Life Among the Undead

Given how little we’ve known about the mechanics of either for so long, it’s not surprisingly that the intertwining of sleep and death frequently has a magical or supernatural flavor. When something scares us or we find it inexplicable, that’s when our brains get creative.

Our preoccupation with vampires goes back a long time, with their appearance in folklore even predating stories like Snow White. Bram Stoker’s Dracula, which defines the modern “rules” we associate with the vampire lifestyle, dates to 1897 and speaks to the root of my partner’s discomfort with “the coffin.” The connection between sleep and death is made explicit in the figure of Dracula: The two concepts aren’t figuratively interchangeable but physically coexist. The count himself, both in the novel and in his initial film portrayal as Count Orlok in Nosferatu, sleeps in a coffin containing earth from his native land. Despite being “undead,” he is still subject to the same physiological imperatives as humans — to eat and to sleep.

Vampires conquer death via their undead state — a twilight realm between being fully alive and fully dead. They are, however, unable to conquer the remnants of their human urges in the need for food and rest. That vampires are most vulnerable while sleeping harkens back to the fundamental frailty of the human body and our subservience to the flesh.
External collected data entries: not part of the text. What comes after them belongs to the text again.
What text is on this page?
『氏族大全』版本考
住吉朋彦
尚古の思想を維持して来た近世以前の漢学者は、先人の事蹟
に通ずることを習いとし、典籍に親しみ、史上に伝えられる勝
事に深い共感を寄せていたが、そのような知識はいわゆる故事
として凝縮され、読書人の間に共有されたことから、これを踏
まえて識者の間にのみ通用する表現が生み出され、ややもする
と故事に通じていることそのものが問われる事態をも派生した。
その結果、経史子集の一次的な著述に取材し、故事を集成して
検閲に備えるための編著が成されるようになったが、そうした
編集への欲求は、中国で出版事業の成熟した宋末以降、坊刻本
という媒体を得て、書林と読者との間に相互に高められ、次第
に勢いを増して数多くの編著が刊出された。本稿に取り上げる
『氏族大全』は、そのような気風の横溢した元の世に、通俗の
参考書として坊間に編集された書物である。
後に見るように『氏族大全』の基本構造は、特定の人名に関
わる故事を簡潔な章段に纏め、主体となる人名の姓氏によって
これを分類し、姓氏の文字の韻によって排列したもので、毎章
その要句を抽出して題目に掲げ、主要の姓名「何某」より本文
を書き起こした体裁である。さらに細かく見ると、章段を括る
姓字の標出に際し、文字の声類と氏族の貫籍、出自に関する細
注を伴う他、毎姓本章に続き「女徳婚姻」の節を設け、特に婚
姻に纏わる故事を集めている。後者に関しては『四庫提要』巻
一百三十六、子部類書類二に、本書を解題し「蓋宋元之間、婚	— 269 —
If vampires speak to our preoccupation with the physicality of sleep and death, zombies, despite their obvious corporeal decay, reflect our interest in the spiritual intersection of the two. Zombies represent our fears about what happens when our “eternal rest” is disturbed. The results — permanent insomnia and cannibalistic predation — aren't pretty.
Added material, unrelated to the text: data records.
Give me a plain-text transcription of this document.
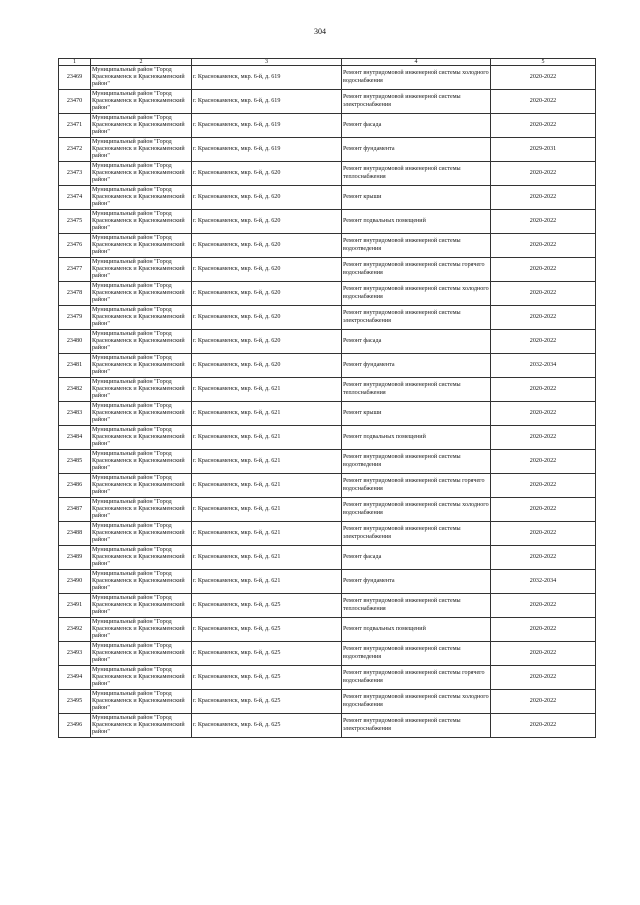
304
1	2	3	4	5
23469	Муниципальный район "Город Краснокаменск и Краснокаменский район"	г. Краснокаменск, мкр. 6-й, д. 619	Ремонт внутридомовой инженерной системы холодного водоснабжения	2020-2022
23470	Муниципальный район "Город Краснокаменск и Краснокаменский район"	г. Краснокаменск, мкр. 6-й, д. 619	Ремонт внутридомовой инженерной системы электроснабжения	2020-2022
23471	Муниципальный район "Город Краснокаменск и Краснокаменский район"	г. Краснокаменск, мкр. 6-й, д. 619	Ремонт фасада	2020-2022
23472	Муниципальный район "Город Краснокаменск и Краснокаменский район"	г. Краснокаменск, мкр. 6-й, д. 619	Ремонт фундамента	2029-2031
23473	Муниципальный район "Город Краснокаменск и Краснокаменский район"	г. Краснокаменск, мкр. 6-й, д. 620	Ремонт внутридомовой инженерной системы теплоснабжения	2020-2022
23474	Муниципальный район "Город Краснокаменск и Краснокаменский район"	г. Краснокаменск, мкр. 6-й, д. 620	Ремонт крыши	2020-2022
23475	Муниципальный район "Город Краснокаменск и Краснокаменский район"	г. Краснокаменск, мкр. 6-й, д. 620	Ремонт подвальных помещений	2020-2022
23476	Муниципальный район "Город Краснокаменск и Краснокаменский район"	г. Краснокаменск, мкр. 6-й, д. 620	Ремонт внутридомовой инженерной системы водоотведения	2020-2022
23477	Муниципальный район "Город Краснокаменск и Краснокаменский район"	г. Краснокаменск, мкр. 6-й, д. 620	Ремонт внутридомовой инженерной системы горячего водоснабжения	2020-2022
23478	Муниципальный район "Город Краснокаменск и Краснокаменский район"	г. Краснокаменск, мкр. 6-й, д. 620	Ремонт внутридомовой инженерной системы холодного водоснабжения	2020-2022
23479	Муниципальный район "Город Краснокаменск и Краснокаменский район"	г. Краснокаменск, мкр. 6-й, д. 620	Ремонт внутридомовой инженерной системы электроснабжения	2020-2022
23480	Муниципальный район "Город Краснокаменск и Краснокаменский район"	г. Краснокаменск, мкр. 6-й, д. 620	Ремонт фасада	2020-2022
23481	Муниципальный район "Город Краснокаменск и Краснокаменский район"	г. Краснокаменск, мкр. 6-й, д. 620	Ремонт фундамента	2032-2034
23482	Муниципальный район "Город Краснокаменск и Краснокаменский район"	г. Краснокаменск, мкр. 6-й, д. 621	Ремонт внутридомовой инженерной системы теплоснабжения	2020-2022
23483	Муниципальный район "Город Краснокаменск и Краснокаменский район"	г. Краснокаменск, мкр. 6-й, д. 621	Ремонт крыши	2020-2022
23484	Муниципальный район "Город Краснокаменск и Краснокаменский район"	г. Краснокаменск, мкр. 6-й, д. 621	Ремонт подвальных помещений	2020-2022
23485	Муниципальный район "Город Краснокаменск и Краснокаменский район"	г. Краснокаменск, мкр. 6-й, д. 621	Ремонт внутридомовой инженерной системы водоотведения	2020-2022
23486	Муниципальный район "Город Краснокаменск и Краснокаменский район"	г. Краснокаменск, мкр. 6-й, д. 621	Ремонт внутридомовой инженерной системы горячего водоснабжения	2020-2022
23487	Муниципальный район "Город Краснокаменск и Краснокаменский район"	г. Краснокаменск, мкр. 6-й, д. 621	Ремонт внутридомовой инженерной системы холодного водоснабжения	2020-2022
23488	Муниципальный район "Город Краснокаменск и Краснокаменский район"	г. Краснокаменск, мкр. 6-й, д. 621	Ремонт внутридомовой инженерной системы электроснабжения	2020-2022
23489	Муниципальный район "Город Краснокаменск и Краснокаменский район"	г. Краснокаменск, мкр. 6-й, д. 621	Ремонт фасада	2020-2022
23490	Муниципальный район "Город Краснокаменск и Краснокаменский район"	г. Краснокаменск, мкр. 6-й, д. 621	Ремонт фундамента	2032-2034
23491	Муниципальный район "Город Краснокаменск и Краснокаменский район"	г. Краснокаменск, мкр. 6-й, д. 625	Ремонт внутридомовой инженерной системы теплоснабжения	2020-2022
23492	Муниципальный район "Город Краснокаменск и Краснокаменский район"	г. Краснокаменск, мкр. 6-й, д. 625	Ремонт подвальных помещений	2020-2022
23493	Муниципальный район "Город Краснокаменск и Краснокаменский район"	г. Краснокаменск, мкр. 6-й, д. 625	Ремонт внутридомовой инженерной системы водоотведения	2020-2022
23494	Муниципальный район "Город Краснокаменск и Краснокаменский район"	г. Краснокаменск, мкр. 6-й, д. 625	Ремонт внутридомовой инженерной системы горячего водоснабжения	2020-2022
23495	Муниципальный район "Город Краснокаменск и Краснокаменский район"	г. Краснокаменск, мкр. 6-й, д. 625	Ремонт внутридомовой инженерной системы холодного водоснабжения	2020-2022
23496	Муниципальный район "Город Краснокаменск и Краснокаменский район"	г. Краснокаменск, мкр. 6-й, д. 625	Ремонт внутридомовой инженерной системы электроснабжения	2020-2022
In an essay in Zombies, Vampires, and Philosophy: New Life for the Undead, William S. Larkin argues that our fear of zombies, and specifically becoming a zombie, is evidence of a belief that we will survive death, or that death need not be the end of us. (Biblical authors would concur.) If we truly believed in nothingness after death, we wouldn't mind shambling around in rags and gnawing on the neighbors.

Though zombies have been a perpetually hot cinematic commodity since George A. Romero’s Night of the Living Dead (1968), the initial rise of zombie culture paralleled the civil and social unrest of the era. Zombie movies were a way of representing that unrest and seeking to control in narrative the type of death and chaos we couldn’t control off-screen. As Shaila K. Dewan puts it in a New York Times piece entitled “Do Horror Films Filter the Horrors of History?”:

Indeed, what distinguishes that period was the public's almost daily exposure to graphic, violent pictures, whether of napalm victims, street riots or police brutality. Movies were nourished by imagery from the nightly news, the ur-horror film of the day.

Full Circle

Fast-forward to a tumultuous present and witness the popularity of AMC’s The Walking Dead and of the Twilight franchise. Unlike the ‘60s, however, cinema isn’t our central outlet through which to grapple with mortality. We no longer need the big screen when we have the small screens of television, laptops and phones.

Once again, sleep and death meet up. This time, it’s not in movies or books that we explore their connection but in our own bodies. Through our attempt to manage and optimize lifestyle variables such as nutrition and sleep, we’re seeking to master death. In a reminder of the circularity of life, we’re embracing the habits of our ancestors under that “doomed roof” (a paleo diet, bimodal sleep) as a means of getting there.

Sleep is no longer an allegory for death but a tool by which we might postpone death’s arrival. To sleep, now not perchance to dream but to pit Hypnos against Thanatos and buy ourselves a little more time on this mortal coil.